You’ve probably heard that an early Social Security claim will shrink your retirement checks. You can start your benefits as early as 62, but you will receive a reduced monthly income compared with the standard benefit you’d have collected if you waited.
However, while you may be aware that your payments won’t be as large with an early claim, chances are good that you don’t know just how high the cost of this choice is.
Here’s the harsh reality of what an early claim could mean for your finances, so you can make a better, more informed decision about when to claim your retirement income.
How much will a Social Security claim at 62 cost you?
When you’re trying to calculate the cost of an early Social Security claim, you need to look at two different factors:
- The monthly cost of an early claim
- The lifetime cost of an early claim
What is the monthly cost of an early claim?
It’s easy to understand the monthly impact of starting Social Security ahead of your full retirement age. You shrink your standard benefit by 5/9 of 1% per month for each of the first 36 months you claim Social Security ahead of FRA and by 5/12 of 1% per month for any prior month.
So, if your FRA is 67 (which is the case for anyone born in 1960 or later), a claim at 62 will result in a 30% reduction in your standard benefit. If you were on track to get $2,000, you’ll get $1,400 instead if you begin receiving payments at 62 instead of waiting five more years.
The monthly income left on the table is actually even higher than that, though. That’s because you can earn delayed retirement credits for each month you wait after your full retirement age until you’ve turned 70. So, a claim at 62 also means passing up the chance to increase your benefit. If you’d waited to claim a $2,000 standard Social Security until 70 with an FRA of 67, you’d have increased your monthly payment by 24% and brought home $2,480. That’s a far cry from the $1,400 you’d have collected at 62.
What is the lifetime cost of an early claim?
Understanding the lifetime cost of claiming Social Security early is harder because you don’t really know how long you’re going to live. Whether you’re in great health or are suffering from chronic conditions, it can be really hard to estimate your lifespan. For that reason, it can be helpful to look at data that shows how a typical retiree is affected if they start Social Security ahead of FRA. This data isn’t pretty if you were hoping an early claim wouldn’t cost you all that much in the end.

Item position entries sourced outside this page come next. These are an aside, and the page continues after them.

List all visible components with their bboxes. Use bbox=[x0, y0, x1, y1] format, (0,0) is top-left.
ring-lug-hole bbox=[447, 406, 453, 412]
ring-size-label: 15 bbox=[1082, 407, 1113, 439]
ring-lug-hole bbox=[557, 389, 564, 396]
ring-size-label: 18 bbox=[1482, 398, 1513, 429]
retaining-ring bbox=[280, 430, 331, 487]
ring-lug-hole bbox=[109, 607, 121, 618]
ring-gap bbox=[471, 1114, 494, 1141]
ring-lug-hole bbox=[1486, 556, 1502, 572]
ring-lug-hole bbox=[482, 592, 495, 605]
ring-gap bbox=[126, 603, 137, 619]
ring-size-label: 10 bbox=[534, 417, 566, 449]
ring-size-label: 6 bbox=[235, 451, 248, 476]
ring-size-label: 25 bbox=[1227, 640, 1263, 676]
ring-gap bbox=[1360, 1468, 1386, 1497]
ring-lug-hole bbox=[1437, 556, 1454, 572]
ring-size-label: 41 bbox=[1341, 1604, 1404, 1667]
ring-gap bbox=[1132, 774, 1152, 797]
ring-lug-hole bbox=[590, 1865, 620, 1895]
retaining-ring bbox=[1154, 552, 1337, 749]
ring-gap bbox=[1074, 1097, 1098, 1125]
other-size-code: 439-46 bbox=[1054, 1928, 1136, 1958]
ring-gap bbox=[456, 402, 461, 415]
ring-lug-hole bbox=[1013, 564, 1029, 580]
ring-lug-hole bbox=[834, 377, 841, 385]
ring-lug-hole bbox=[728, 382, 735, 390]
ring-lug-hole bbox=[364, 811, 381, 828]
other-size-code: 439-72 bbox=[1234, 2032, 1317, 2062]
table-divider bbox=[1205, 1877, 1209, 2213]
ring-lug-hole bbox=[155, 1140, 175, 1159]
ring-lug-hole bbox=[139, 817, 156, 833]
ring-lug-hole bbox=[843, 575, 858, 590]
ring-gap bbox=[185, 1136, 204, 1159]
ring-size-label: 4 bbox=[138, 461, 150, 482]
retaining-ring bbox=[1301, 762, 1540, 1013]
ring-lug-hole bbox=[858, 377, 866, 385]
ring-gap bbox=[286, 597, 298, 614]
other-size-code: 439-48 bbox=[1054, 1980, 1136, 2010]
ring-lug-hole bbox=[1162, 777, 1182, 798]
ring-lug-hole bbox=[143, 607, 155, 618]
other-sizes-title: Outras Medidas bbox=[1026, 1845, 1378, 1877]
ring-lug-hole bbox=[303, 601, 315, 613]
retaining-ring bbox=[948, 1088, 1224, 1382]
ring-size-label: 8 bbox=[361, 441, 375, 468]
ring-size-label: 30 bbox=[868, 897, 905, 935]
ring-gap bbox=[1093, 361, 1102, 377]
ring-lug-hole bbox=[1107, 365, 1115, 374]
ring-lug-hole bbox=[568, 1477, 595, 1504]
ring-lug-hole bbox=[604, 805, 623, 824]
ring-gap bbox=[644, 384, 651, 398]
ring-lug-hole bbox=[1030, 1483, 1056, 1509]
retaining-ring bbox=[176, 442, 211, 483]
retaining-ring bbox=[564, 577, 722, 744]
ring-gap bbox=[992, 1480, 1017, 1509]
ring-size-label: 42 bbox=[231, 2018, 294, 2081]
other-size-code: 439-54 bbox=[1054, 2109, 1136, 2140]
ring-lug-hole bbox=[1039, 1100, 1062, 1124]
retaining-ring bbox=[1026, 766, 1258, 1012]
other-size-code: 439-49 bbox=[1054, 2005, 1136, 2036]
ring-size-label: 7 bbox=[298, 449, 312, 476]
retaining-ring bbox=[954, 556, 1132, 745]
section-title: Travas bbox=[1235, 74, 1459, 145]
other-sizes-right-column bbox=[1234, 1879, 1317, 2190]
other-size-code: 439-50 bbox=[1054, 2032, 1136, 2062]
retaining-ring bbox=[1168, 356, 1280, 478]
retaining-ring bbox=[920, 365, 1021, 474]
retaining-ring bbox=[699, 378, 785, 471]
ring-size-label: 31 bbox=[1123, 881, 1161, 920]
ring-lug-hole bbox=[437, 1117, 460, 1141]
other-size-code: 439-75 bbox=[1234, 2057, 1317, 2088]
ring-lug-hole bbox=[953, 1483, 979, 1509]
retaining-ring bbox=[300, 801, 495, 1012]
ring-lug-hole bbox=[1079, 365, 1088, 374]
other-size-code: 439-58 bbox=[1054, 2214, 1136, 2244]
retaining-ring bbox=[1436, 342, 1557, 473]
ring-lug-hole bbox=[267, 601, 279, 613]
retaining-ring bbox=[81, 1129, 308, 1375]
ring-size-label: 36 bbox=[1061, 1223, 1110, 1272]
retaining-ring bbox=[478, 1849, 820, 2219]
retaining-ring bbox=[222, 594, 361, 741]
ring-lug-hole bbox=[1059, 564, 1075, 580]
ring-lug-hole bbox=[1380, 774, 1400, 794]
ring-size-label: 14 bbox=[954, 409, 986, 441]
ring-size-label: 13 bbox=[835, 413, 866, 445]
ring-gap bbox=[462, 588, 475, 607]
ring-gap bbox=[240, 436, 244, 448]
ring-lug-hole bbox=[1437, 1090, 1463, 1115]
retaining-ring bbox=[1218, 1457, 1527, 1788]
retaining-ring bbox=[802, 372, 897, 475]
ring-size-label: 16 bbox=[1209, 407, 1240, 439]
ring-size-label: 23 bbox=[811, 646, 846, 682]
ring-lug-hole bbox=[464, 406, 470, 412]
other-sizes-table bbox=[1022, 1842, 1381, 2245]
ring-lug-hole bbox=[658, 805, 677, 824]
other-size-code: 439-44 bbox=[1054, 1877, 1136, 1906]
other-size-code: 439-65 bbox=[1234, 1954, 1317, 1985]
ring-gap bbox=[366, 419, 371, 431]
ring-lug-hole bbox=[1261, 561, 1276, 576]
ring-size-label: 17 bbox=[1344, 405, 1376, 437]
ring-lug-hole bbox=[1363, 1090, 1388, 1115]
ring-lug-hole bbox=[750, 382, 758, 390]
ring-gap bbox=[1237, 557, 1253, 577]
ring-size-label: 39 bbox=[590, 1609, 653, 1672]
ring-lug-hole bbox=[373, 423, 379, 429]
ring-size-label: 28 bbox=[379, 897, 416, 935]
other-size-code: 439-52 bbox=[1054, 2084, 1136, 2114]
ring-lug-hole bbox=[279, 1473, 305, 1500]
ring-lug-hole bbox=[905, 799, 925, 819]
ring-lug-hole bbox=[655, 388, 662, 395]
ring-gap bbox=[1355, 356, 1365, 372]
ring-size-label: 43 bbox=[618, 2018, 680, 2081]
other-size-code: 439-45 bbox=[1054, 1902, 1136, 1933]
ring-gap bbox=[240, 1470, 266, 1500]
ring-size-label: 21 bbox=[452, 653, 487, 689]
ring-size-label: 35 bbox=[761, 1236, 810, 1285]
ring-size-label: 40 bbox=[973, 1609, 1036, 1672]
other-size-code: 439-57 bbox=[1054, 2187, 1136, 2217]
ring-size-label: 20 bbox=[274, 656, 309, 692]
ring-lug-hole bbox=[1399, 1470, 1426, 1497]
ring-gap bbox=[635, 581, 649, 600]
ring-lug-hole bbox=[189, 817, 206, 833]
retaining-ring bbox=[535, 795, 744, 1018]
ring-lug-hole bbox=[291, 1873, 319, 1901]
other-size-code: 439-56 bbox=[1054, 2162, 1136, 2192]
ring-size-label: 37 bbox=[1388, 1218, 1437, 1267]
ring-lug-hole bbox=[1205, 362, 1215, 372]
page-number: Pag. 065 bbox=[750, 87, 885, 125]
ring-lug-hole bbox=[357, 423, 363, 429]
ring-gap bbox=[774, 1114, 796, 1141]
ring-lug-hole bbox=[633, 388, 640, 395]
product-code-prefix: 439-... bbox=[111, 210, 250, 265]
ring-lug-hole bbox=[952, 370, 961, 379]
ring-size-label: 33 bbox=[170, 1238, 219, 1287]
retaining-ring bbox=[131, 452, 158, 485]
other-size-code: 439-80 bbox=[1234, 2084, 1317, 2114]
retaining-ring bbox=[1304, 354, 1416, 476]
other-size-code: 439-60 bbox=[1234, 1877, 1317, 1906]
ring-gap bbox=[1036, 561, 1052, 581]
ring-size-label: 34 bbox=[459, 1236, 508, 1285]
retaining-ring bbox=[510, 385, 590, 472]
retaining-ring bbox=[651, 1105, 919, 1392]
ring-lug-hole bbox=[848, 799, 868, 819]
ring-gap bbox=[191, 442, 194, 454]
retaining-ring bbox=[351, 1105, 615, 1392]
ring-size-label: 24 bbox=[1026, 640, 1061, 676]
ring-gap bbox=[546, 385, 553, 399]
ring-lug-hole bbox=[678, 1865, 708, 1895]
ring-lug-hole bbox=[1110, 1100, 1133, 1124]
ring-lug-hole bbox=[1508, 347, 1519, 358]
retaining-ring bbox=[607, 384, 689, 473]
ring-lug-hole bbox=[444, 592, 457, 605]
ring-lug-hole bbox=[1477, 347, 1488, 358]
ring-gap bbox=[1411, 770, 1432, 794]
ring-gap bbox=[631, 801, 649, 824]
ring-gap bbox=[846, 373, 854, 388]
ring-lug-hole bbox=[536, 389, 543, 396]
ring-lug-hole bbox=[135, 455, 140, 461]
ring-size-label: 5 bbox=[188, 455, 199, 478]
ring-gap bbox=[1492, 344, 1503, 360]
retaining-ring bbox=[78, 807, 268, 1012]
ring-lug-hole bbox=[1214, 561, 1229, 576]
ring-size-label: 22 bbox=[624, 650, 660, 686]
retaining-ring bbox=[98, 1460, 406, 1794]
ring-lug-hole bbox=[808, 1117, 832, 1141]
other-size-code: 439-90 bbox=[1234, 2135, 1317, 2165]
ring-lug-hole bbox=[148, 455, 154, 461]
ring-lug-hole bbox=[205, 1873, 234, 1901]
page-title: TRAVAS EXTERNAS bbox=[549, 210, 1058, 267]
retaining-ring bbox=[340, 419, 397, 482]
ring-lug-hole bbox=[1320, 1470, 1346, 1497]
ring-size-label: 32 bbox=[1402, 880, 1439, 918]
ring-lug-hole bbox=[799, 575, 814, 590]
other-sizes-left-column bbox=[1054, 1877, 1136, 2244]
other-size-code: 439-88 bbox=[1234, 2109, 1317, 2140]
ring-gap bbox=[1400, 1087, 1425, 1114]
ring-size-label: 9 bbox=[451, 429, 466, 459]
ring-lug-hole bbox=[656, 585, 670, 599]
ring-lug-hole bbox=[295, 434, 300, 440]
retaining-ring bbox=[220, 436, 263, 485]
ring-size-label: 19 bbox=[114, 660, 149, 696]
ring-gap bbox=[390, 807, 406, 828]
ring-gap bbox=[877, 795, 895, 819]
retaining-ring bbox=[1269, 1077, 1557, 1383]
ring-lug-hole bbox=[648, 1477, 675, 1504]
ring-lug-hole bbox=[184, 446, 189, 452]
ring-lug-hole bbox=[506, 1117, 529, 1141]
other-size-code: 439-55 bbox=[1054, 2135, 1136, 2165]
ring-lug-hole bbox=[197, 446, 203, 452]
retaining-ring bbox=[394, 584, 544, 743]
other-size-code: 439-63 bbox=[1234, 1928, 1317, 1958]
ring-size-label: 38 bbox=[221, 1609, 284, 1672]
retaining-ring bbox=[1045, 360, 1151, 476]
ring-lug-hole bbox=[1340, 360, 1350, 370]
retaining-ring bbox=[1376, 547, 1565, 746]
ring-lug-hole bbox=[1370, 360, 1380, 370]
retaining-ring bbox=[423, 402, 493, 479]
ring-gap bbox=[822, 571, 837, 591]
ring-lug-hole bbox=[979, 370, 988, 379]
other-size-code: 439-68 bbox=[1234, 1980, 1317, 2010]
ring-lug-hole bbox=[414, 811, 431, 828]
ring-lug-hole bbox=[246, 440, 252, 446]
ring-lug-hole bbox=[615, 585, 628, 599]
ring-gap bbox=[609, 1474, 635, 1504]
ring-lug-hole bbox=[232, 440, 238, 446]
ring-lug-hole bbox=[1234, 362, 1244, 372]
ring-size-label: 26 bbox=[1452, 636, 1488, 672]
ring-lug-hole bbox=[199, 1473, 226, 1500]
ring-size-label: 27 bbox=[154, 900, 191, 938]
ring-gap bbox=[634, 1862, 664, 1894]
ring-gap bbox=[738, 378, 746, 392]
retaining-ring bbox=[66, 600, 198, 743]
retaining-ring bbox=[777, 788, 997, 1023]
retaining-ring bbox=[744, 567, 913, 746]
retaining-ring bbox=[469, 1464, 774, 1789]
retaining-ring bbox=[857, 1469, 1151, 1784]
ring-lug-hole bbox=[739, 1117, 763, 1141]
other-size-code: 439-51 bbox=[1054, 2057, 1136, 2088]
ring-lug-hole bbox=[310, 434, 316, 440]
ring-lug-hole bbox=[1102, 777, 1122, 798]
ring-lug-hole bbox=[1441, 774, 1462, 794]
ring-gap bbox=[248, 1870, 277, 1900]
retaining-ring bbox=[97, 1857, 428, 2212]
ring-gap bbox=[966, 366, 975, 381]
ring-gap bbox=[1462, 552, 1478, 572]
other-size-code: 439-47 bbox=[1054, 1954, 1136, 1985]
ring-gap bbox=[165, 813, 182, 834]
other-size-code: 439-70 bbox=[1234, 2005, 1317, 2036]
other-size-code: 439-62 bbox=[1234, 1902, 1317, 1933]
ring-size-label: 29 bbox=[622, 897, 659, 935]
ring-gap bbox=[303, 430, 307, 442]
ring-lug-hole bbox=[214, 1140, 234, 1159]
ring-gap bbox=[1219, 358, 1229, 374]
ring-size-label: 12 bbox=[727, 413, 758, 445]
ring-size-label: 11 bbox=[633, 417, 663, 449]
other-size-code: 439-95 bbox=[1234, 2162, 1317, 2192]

A report from the National Bureau of Economic Research revealed recently that more than 90% of Americans should wait until 70 to claim Social Security. The report also calculated that an early claim reduces the present value of household lifetime discretionary spending by a shocking $182,370.
In other words, you could leave more than $182,000 on the table if you start benefits at 62 instead of waiting and making a delayed claim at 70 after maxing out delayed retirement credits.
Why does an early claim cost you so much?

Claiming at 62 ends up costing you a lot more than you think for two reasons. For one thing, you’re giving up the chance to significantly increase your (likely) only source of guaranteed lifetime income that’s protected against inflation.
Another more important issue, though, is that life expectancies have gotten longer since the creation of Social Security’s system of early filing penalties and delayed retirement credits. This system was intended to equalize lifetime benefits for early and late filers, so early and late claimers would ideally receive the same total lifetime income from Social Security. However, since lifespans have gotten longer, most people now live long enough that their lifetime Social Security income is considerably higher if they wait.
You should be aware of how much less money you may find yourself with late in retirement if you opt for an early benefits claim and talk with a financial advisor about your options so you can decide if an early claim truly makes sense for you in the end.